Maybe it’s because I have a deep Christian faith, but I agree with scholars, like sociologist Robert Bellah who argue that the United States has a secular “civil religion” – one with no association with any religious denomination or viewpoint – that has incorporated Memorial Day as a sacred event. With the Civil War, a new theme of death, sacrifice and rebirth entered the civil religion. Memorial Day gave ritual expression to these themes, integrating the local community into a sense of nationalism. Americans borrowed from different religious traditions so that the average American sees no conflict between the two, and deep levels of personal motivation are aligned with attaining national goals.
As a Christian, I object to this sort of co-opting of faith in the interest of nationalism. I don’t generally celebrate Memorial Day specifically as a commemoration of the war dead. Fairbanks doesn’t have a militaristic parade (with a short summer, we save our energy for the Golden Days Parade in July) and Brad won’t go to the town picnic. For many years, we planted our garden on Memorial Day, but my nephew was killed in a car accident on Memorial Day weekend more than 20 years ago, so we are usually reminded of that on this weekend. We have an annual family bike ride we do to visit the three local cemeteries. Mom and nephew Mike are at one. It’s really more of a commemoration that the local bike paths are clean of snow and traction pebbles. I tell a funny story about Mom or Mike so our kids know something about them and then we move on.
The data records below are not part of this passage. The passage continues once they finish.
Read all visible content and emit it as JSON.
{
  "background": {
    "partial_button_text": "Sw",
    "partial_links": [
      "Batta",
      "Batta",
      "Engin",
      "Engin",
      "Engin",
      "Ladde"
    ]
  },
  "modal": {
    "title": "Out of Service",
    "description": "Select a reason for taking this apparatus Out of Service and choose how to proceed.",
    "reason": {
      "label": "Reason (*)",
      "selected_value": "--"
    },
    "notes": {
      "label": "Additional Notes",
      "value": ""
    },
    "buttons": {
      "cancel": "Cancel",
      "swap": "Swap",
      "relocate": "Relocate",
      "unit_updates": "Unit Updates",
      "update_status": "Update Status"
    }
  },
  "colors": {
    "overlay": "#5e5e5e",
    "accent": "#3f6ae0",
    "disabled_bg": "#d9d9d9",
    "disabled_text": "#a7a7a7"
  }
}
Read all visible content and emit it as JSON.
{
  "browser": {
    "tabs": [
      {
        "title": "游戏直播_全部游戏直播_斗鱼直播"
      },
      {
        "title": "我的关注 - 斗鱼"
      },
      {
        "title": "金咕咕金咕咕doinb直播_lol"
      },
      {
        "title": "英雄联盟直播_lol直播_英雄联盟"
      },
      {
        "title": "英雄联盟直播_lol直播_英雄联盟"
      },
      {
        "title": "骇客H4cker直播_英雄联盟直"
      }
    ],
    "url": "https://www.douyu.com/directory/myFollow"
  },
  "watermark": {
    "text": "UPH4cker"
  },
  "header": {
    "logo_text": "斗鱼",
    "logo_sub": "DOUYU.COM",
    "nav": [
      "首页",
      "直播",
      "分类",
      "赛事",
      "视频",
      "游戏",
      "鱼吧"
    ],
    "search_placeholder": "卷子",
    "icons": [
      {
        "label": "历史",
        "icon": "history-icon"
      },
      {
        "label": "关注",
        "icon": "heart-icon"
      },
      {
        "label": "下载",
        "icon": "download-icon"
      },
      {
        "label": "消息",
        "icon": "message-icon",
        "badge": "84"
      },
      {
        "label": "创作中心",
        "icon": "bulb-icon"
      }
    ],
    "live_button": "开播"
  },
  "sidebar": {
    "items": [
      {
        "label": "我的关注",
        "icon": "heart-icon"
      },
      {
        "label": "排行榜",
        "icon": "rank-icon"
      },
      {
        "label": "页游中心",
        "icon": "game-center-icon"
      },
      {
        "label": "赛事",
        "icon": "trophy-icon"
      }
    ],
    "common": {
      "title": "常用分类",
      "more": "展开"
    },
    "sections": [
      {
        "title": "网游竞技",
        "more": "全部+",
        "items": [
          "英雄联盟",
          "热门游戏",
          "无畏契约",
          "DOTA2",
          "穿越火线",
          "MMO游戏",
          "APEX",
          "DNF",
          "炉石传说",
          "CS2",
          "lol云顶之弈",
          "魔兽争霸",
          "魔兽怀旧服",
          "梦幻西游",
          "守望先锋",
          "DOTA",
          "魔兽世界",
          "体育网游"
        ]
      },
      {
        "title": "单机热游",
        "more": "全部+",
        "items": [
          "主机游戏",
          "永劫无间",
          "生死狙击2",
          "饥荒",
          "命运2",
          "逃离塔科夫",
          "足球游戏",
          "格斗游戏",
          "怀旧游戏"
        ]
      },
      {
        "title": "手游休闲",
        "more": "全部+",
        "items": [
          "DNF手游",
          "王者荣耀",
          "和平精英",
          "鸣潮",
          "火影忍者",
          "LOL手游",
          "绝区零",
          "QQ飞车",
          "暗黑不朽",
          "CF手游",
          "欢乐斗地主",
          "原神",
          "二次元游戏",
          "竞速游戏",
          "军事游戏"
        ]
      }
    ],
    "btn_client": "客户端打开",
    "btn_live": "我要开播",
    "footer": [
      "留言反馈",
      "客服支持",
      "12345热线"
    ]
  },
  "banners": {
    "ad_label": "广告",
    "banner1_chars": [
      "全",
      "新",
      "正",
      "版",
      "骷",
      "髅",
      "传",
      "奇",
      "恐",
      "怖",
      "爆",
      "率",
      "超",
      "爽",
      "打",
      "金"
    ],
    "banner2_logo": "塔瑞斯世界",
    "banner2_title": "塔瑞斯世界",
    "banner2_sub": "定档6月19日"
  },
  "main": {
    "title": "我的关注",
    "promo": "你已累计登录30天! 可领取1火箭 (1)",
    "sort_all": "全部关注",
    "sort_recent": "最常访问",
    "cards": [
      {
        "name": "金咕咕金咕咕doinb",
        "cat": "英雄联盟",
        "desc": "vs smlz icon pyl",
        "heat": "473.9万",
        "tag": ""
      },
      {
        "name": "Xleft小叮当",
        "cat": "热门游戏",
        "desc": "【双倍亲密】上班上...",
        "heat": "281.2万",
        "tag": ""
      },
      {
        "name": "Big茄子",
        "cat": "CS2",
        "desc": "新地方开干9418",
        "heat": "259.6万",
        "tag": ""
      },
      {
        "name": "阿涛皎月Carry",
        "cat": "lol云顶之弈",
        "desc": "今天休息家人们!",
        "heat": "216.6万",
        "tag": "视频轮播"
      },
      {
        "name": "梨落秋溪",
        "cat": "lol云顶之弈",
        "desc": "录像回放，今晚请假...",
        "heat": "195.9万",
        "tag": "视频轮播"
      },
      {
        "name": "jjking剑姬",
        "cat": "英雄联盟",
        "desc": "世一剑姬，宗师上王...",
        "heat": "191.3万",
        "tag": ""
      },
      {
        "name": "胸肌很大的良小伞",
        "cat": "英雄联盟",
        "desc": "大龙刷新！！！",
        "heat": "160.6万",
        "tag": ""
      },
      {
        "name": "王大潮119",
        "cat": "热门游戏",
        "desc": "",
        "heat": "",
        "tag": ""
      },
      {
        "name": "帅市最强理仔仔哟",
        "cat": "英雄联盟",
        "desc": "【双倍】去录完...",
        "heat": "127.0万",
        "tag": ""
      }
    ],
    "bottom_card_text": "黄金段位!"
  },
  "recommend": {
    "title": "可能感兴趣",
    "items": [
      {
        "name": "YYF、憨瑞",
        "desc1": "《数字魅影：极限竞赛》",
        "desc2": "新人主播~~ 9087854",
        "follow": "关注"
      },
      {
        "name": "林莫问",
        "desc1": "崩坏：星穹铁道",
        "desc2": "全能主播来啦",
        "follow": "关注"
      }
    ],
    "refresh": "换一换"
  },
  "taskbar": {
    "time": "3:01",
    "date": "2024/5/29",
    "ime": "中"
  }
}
My father’s ashes were interred at another cemetery. Several years ago, the City relocated those urns out to a field with markers. Dad would not be happy that we visit annually (it’s Brad’s fault that we care about your mortal remains at all, Dad — I know how you felt about that), but he would LOVE that the only flowers ever on his grave is the wild rose bush that happily grows there. The City has asked a couple of times if we want “the weed” removed. Our answer is always “NO!” It’s exactly the sort of benign neglect my dad wanted for eternity. I usually commemorate that stop with one of Dad’s anti-war Merchant Marine stories. I think he’d be very honored by that.
We complete our 20-mile bike ride by stopping at the historic cemetery where all the old pioneers are buried. We follow my parents’ long-time tradition of having a picnic in honor of the volunteers who keep the cemetery neat. Some years, the caretaker joins us. I knew a few of the people who are buried there. I think the kids are growing weary of my Eva McGown stories.
I know some people might be upset by my ambivalence toward a secular “religious-like” holiday, but I’m just not convinced that God would approve of many of the wars we become involved in. I’m not certain that those who die while dealing death (often against populations that don’t have equivalent technology to the US) are going to be welcomed with open arms by the God that gave us the command “Don’t kill.” I’m not a pacifist. There are times when violence is the only appropriate and effective response. I also believe that God forgives those who approach Him with a contrite heart.
So, ambivalent … but I do take a pause to think about these things and that pause comes most clearly when I watch my fellow Americans commemorating the war dead without ever taking that pause themselves.
Just my thoughts on the topic. I invite you to think on that topic today.